Partitioning Strategy:

  • Partition Key: If you send an event with a partition key, all events with the same key will be directed to the same partition. This is useful for maintaining event order for a specific entity (e.g., all events for user ID '123' go to the same partition).
  • Round-Robin: If no partition key is specified, Event Hubs distributes events in a round-robin fashion across available partitions.

Consumer Groups

A consumer group is an abstraction that allows multiple independent applications or services to read from an Event Hub without interfering with each other. Each consumer group maintains its own offset within each partition.

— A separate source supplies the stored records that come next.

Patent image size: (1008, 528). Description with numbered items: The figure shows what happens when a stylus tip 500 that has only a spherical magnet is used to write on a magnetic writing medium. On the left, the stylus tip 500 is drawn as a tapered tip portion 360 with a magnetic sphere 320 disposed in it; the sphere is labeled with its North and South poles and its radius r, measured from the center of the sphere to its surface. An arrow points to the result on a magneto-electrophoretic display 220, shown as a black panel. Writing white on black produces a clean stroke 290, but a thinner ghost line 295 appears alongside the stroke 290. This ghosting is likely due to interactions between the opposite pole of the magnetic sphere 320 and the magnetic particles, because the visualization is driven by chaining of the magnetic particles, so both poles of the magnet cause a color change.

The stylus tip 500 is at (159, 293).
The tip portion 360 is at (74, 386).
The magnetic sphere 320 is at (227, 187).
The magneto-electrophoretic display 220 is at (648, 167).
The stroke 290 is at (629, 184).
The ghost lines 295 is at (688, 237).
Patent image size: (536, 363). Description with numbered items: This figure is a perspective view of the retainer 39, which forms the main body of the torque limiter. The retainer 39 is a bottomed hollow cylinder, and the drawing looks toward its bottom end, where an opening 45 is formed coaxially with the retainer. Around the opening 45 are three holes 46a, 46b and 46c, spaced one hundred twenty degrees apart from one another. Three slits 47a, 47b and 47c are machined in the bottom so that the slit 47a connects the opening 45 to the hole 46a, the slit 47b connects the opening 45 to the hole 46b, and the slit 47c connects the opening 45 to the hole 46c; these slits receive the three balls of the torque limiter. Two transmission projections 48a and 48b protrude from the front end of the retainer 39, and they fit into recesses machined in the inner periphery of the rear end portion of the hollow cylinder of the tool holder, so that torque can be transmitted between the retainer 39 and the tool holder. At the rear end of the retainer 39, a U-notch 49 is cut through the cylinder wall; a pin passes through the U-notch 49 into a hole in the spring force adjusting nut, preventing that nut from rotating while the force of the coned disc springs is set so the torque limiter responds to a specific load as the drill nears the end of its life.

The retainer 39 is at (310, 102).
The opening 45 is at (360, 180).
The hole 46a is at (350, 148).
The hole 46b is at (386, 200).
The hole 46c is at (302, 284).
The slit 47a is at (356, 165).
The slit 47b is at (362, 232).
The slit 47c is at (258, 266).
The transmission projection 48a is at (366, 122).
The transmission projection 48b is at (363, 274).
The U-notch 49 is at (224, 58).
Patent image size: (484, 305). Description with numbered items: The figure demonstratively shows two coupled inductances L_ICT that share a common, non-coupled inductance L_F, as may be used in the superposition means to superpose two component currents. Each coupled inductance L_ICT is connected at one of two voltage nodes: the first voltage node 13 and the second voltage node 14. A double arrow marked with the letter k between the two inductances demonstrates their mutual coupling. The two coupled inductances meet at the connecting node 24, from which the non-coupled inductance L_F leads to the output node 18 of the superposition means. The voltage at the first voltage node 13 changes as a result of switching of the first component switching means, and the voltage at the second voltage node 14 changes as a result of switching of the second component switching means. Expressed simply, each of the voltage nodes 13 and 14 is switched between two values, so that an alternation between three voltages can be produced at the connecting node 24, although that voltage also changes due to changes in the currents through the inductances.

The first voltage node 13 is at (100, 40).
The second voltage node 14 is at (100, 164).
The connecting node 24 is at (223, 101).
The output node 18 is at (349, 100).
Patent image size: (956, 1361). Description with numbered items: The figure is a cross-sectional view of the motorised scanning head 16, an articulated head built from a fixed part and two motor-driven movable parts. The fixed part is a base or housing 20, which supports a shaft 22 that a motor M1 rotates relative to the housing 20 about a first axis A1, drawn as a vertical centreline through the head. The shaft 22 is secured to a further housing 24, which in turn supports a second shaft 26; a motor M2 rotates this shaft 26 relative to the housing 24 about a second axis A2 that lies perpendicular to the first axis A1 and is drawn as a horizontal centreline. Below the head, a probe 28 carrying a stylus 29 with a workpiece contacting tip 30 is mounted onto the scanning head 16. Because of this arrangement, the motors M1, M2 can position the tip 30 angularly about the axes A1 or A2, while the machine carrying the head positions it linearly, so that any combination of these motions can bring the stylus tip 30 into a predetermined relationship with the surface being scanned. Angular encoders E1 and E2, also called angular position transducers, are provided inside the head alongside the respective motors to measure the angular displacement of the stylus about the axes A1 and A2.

  • The default consumer group is named $Default.
  • You can create custom consumer groups for different applications (e.g., "real-time-dashboard-cg", "batch-processing-cg").
  • Each consumer group tracks its own progress, so one application reading from a consumer group won't affect another application reading from a different consumer group.

Key Benefits:

  • Multiple applications can consume the same event stream concurrently.
  • Independent consumption: One consumer's failure or restart doesn't impact others.
  • Allows for different processing logic for the same data.

Events

An event is a lightweight record containing information. In Event Hubs, events are typically JSON or Avro serialized payloads, but they can be any format.

  • Events consist of a body, properties (key-value pairs), and system properties (like offset, sequence number, timestamp).
  • When events are sent to an Event Hub, they are appended to a partition.

Producers and Consumers

Producers: Applications or services that send event data to an Event Hub.

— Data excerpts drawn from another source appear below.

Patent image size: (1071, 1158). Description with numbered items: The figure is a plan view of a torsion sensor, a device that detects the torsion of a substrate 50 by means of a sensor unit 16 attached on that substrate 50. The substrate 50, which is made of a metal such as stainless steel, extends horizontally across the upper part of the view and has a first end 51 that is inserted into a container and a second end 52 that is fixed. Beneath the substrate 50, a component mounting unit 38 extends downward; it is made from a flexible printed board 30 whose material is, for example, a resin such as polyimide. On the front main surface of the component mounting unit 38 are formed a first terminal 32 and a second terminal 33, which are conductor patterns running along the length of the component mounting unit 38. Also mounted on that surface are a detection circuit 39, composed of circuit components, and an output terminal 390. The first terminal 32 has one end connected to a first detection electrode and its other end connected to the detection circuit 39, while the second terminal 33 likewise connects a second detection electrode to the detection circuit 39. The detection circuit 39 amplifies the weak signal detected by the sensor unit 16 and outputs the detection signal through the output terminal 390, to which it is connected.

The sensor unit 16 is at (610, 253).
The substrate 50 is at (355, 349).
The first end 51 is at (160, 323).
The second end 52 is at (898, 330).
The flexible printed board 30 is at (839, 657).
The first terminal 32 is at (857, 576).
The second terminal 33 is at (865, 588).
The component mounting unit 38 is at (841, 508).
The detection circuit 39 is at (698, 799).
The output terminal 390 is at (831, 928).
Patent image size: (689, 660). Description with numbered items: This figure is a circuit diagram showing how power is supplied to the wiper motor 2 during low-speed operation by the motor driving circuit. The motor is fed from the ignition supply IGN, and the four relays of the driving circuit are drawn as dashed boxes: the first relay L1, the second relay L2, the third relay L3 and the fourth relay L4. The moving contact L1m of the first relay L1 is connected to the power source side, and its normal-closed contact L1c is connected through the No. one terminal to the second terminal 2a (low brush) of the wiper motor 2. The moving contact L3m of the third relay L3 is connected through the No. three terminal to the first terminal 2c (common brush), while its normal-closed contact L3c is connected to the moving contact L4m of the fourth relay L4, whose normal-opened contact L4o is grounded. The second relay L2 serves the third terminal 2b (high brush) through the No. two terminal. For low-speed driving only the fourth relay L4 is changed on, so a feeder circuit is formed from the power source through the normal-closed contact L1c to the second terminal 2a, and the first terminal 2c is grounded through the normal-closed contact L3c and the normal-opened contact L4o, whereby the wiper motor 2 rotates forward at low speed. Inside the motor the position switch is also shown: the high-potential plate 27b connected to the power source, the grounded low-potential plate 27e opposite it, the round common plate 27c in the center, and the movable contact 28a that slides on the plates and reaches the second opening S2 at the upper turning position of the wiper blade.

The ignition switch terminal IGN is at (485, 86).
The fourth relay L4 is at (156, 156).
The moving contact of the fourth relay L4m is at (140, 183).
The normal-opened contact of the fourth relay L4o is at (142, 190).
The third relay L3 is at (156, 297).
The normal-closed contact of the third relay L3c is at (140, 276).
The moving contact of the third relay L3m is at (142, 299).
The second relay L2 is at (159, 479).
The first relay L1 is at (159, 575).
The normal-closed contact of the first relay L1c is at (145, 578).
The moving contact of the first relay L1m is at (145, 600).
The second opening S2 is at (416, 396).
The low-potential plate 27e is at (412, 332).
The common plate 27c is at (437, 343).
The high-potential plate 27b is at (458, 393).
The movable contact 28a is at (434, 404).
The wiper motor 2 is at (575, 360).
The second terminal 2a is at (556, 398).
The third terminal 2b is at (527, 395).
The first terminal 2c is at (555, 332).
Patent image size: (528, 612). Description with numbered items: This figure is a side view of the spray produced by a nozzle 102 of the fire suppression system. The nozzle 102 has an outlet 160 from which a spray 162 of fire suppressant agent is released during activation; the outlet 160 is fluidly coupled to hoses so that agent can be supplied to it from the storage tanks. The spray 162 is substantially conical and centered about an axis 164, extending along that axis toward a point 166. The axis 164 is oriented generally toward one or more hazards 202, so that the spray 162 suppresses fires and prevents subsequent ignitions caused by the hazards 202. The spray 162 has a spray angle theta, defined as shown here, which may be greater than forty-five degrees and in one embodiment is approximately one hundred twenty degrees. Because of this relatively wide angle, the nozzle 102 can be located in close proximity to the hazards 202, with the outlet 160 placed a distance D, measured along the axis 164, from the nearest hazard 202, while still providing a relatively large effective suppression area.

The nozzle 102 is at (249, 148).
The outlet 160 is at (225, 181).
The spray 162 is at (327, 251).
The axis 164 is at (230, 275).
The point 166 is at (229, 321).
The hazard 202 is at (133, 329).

Consumers: Applications or services that read event data from an Event Hub, typically through a specific consumer group.

Event Hubs supports various SDKs for .NET, Java, Python, Go, and JavaScript, along with AMQP and Kafka protocols, enabling diverse producer and consumer implementations.

Throughput and Scaling

Event Hubs is designed for high throughput. You can scale your Event Hubs capacity by:

  • Increasing the number of partitions: Each partition provides a dedicated unit of throughput.
  • Adjusting Throughput Units (TUs) or Processing Units (PUs): For standard and premium tiers, respectively. TUs/PUs represent a pre-configured unit of dedicated messaging throughput.
Tip: Plan your partition count based on your expected throughput and the number of parallel consumers you anticipate. It's generally easier to scale out by adding more consumers to existing partitions than to increase partitions and rebalance.

Data Retention

Event Hubs retains event data for a configurable period, typically from 24 hours up to 7 days (for standard and premium tiers). Once the retention period expires, the data is automatically discarded.

  • This ensures that older data is automatically cleaned up.
  • Consumers must process data within the retention window.